The much-anticipated new editions of the New Revised Standard Version — Catholic Edition (NRSV-CE) from Thomas Nelson’s Catholic Bible Press are now in print! The product page on Thomas Nelson’s website lists the details for all four new editions: the journal edition, gift edition, large-print standard edition, and personal-size standard edition. I recently purchased the personal-size standard edition in burgundy leathersoft (imitation leather) from ChristianBook, and I received it yesterday.

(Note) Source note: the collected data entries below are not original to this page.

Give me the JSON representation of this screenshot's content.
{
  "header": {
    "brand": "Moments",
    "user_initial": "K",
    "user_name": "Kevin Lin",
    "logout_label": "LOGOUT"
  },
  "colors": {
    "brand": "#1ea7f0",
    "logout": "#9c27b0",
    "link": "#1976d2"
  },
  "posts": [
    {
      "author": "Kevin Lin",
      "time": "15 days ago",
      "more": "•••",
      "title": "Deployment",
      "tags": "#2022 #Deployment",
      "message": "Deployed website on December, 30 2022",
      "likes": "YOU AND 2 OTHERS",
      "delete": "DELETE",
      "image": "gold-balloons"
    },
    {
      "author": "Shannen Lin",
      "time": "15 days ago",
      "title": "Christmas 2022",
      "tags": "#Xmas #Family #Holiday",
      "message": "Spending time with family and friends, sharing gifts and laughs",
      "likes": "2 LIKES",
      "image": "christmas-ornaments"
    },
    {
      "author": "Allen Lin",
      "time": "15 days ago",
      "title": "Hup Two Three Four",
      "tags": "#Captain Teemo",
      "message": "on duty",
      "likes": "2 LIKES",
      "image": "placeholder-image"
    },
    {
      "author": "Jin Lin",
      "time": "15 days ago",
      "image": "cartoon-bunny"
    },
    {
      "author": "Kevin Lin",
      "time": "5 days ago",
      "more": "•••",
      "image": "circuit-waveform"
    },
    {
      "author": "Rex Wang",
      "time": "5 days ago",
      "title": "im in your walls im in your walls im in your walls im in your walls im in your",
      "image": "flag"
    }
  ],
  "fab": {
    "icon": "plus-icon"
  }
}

In my view, this bible is a home-run for Thomas Nelson. It does an excellent job balancing the preferences I often talk about in bible reviews. The size is eminently portable and suitable for reading in-hand. It measures approximately 8.9 X 5.75 X 1.25 inches — roughly the same size as the Augustine Bible ESV-CE:
To compare with a few other editions, this bible is notably smaller and more portable than the Cambridge NRSV with Apocrypha in burgundy goatskin which was released in 2018, but a little larger than the Cambridge REB with Apocrypha in French Morocco (which is no longer in print):
The imitation leather on this edition is excellent — similar in quality to the Great Adventure Bible RSV-2CE and the Nicholas King Bible. These are all examples of soft, flexible, imitation leather which is truly a worthy substitute for the feel of good genuine leather, rather than the plastic or rubber-like covers on bibles like the Dynamic Catholic RSV-CE or the CEB with Apocrypha in imitation leather. Here are a few photos of the Thomas Nelson NRSV with the Great Adventure Bible:
This bible has a simple presentation page inside the front cover and the introductions penned by the NRSV translation committee, the Oxford team which produced the Anglicized text of the NRSV, and an introduction to the NRSV Catholic Edition. I had hoped that the Personal Edition and the Large Print edition would feature the original US text of the NRSV, since the product website didn’t mention that they would be anglicized. This edition definitely features the anglicized text, however. For the most part, this makes a minor difference to American readers, primarily in spelling of various words.
In some cases, though, it introduces words that are inaccurate in an American context. For example in Mark 2:23, when Jesus and the disciples are walking through a field of grain, with the apostles picking grain on the sabbath, the anglicized text changes “grainfields” to “cornfields” to conform to British usage. To an American ear, corn refers to a specific plant (otherwise known as maize) rather than grain plants in general.
The bible features two large ribbons (one burgundy and the other gold), gold gilded page edges which are decent in quality, and a sewn binding.
Thomas Nelson created a new font called “NRSV Comfort Print” for this edition. The personal edition uses size 9.5 font, and I can confirm that it is significantly larger and bolder than the size 8 font in my Cambridge REB with Apocrypha:
The text is line-matched, and ghosting of text from nearby pages seems well-controlled. When I first opened this bible, my heart sank when I looked at the font. The typesetting and page design looks dense and unappealing. I quickly realized that the font is very readable, though. This is a case where the designers opted for something that is functional over something that looks beautiful, and it was a sensible decision. I’m impressed that they were able to combine such a large font with manageable ghosting in a thin form factor. They’ve clearly worked to balance everything here in a way that is commendable.
I’m very impressed with this edition. If you are looking for a simple, portable bible with no commentary notes and easy-to-read print, this is a great choice. The sewn binding and excellent imitation leather add a lot to the quality of this edition.